🤖 AI Summary
Current neuroimaging methods can only reconstruct category-selective responses in individual brain regions (e.g., FFA’s face selectivity) but fail to model dynamic, cross-regional interactions during natural vision. Method: We propose NeuroVolve—a gradient-guided, programmable neural optimization framework that leverages pre-trained vision-language model embeddings as a semantic prior and uses fMRI signals as supervision to synthesize images. It jointly enforces multi-region co-activation, antagonism, and hierarchical constraints. Contribution/Results: NeuroVolve unifies low-level feature and high-level semantic control in stimulus design, enabling personalized neural probe construction and visualization of semantic evolution trajectories. Experiments successfully replicate canonical category selectivity and generate naturalistic scenes satisfying empirically grounded multi-region coupling and decorrelation constraints. This establishes a novel, interpretable, closed-loop paradigm for neural encoding research.
📝 Abstract
What visual information is encoded in individual brain regions, and how do distributed patterns combine to create their neural representations? Prior work has used generative models to replicate known category selectivity in isolated regions (e.g., faces in FFA), but these approaches offer limited insight into how regions interact during complex, naturalistic vision. We introduce NeuroVolve, a generative framework that provides brain-guided image synthesis via optimization of a neural objective function in the embedding space of a pretrained vision-language model.

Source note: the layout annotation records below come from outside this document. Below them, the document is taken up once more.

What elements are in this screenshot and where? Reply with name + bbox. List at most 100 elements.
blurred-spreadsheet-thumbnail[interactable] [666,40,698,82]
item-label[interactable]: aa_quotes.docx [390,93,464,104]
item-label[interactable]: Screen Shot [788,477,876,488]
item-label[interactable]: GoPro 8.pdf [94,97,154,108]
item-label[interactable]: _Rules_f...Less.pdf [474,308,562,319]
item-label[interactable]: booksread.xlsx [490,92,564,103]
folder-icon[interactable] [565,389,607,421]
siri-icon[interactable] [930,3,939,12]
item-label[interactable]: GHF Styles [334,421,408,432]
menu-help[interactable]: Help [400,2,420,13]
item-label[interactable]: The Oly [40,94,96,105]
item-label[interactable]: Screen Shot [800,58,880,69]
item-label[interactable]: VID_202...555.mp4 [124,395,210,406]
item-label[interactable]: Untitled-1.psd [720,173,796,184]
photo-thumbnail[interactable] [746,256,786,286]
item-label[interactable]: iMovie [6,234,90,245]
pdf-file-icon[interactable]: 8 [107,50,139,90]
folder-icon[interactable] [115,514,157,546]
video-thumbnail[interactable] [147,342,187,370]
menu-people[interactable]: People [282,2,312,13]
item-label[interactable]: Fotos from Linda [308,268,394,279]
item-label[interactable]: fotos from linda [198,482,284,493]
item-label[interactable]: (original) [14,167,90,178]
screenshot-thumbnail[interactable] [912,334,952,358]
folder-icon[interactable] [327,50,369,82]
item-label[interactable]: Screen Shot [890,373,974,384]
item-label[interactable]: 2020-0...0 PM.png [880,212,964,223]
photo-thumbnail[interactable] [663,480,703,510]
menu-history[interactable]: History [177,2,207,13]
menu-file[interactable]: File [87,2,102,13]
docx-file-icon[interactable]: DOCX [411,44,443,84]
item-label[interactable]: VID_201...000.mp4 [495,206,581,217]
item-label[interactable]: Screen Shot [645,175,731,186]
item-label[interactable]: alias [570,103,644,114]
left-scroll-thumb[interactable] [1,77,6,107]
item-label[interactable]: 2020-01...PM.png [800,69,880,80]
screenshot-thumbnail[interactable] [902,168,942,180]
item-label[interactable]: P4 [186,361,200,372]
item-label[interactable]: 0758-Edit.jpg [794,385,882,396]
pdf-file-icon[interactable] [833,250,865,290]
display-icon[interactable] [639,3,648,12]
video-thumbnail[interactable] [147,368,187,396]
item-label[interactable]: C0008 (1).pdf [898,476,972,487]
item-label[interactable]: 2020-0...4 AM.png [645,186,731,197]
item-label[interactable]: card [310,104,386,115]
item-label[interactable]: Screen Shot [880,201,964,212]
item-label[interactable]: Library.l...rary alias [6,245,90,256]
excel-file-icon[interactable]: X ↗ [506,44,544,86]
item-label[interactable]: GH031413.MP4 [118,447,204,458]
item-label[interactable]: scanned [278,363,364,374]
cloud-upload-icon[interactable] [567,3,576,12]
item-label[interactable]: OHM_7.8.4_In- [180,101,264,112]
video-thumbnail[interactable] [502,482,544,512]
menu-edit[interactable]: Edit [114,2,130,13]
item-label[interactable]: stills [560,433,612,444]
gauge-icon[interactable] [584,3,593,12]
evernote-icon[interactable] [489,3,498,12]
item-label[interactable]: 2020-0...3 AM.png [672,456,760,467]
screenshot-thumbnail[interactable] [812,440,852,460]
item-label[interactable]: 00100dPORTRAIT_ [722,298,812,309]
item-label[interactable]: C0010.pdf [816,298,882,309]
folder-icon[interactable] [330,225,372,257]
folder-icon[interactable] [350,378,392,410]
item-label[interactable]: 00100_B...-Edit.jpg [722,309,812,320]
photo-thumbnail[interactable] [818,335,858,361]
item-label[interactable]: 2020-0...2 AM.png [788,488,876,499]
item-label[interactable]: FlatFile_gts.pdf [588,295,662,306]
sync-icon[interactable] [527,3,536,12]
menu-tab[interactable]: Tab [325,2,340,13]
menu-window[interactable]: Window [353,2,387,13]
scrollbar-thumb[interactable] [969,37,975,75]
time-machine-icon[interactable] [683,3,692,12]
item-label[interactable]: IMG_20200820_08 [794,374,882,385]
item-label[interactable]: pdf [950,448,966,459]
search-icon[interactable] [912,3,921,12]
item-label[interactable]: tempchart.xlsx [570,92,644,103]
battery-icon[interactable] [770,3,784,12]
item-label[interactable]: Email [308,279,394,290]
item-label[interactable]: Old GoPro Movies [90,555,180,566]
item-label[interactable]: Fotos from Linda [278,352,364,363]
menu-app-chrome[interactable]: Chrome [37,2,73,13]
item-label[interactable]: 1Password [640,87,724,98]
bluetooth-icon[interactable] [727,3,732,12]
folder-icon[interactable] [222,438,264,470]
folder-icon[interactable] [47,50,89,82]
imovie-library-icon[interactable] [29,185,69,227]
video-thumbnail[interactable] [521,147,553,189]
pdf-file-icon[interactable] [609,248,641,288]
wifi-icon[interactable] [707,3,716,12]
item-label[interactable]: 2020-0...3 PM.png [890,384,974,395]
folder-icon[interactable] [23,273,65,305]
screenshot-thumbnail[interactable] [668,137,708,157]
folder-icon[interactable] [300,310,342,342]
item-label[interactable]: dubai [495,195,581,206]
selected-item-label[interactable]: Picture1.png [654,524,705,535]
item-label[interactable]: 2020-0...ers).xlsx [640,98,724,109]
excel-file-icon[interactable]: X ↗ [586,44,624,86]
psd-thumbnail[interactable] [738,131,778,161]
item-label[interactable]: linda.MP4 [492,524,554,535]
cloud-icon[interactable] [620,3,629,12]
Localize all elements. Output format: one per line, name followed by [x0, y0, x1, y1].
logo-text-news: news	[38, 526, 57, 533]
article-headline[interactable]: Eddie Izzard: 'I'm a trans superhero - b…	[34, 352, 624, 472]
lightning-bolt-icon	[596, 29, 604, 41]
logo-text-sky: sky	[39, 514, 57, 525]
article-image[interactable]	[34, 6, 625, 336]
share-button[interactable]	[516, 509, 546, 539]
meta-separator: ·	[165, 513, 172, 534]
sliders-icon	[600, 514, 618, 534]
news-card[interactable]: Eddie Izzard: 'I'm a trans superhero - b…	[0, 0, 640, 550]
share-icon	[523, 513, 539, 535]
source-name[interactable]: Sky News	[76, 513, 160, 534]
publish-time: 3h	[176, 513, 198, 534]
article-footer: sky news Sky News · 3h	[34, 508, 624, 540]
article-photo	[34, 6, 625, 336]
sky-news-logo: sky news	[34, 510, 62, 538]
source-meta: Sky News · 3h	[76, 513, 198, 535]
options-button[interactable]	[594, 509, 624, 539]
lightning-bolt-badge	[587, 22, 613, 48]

Images are generated under the guidance of a programmable neural objective, i.e., activating or deactivating single regions or multiple regions together. NeuroVolve is validated by recovering known selectivity for individual brain regions, while expanding to synthesize coherent scenes that satisfy complex, multi-region constraints. By tracking optimization steps, it reveals semantic trajectories through embedding space, unifying brain-guided image editing and preferred stimulus generation in a single process. We show that NeuroVolve can generate both low-level and semantic feature-specific stimuli for single ROIs, as well as stimuli aligned to curated neural objectives. These include co-activation and decorrelation between regions, exposing cooperative and antagonistic tuning relationships. Notably, the framework captures subject-specific preferences, supporting personalized brain-driven synthesis and offering interpretable constraints for mapping, analyzing, and probing neural representations of visual information.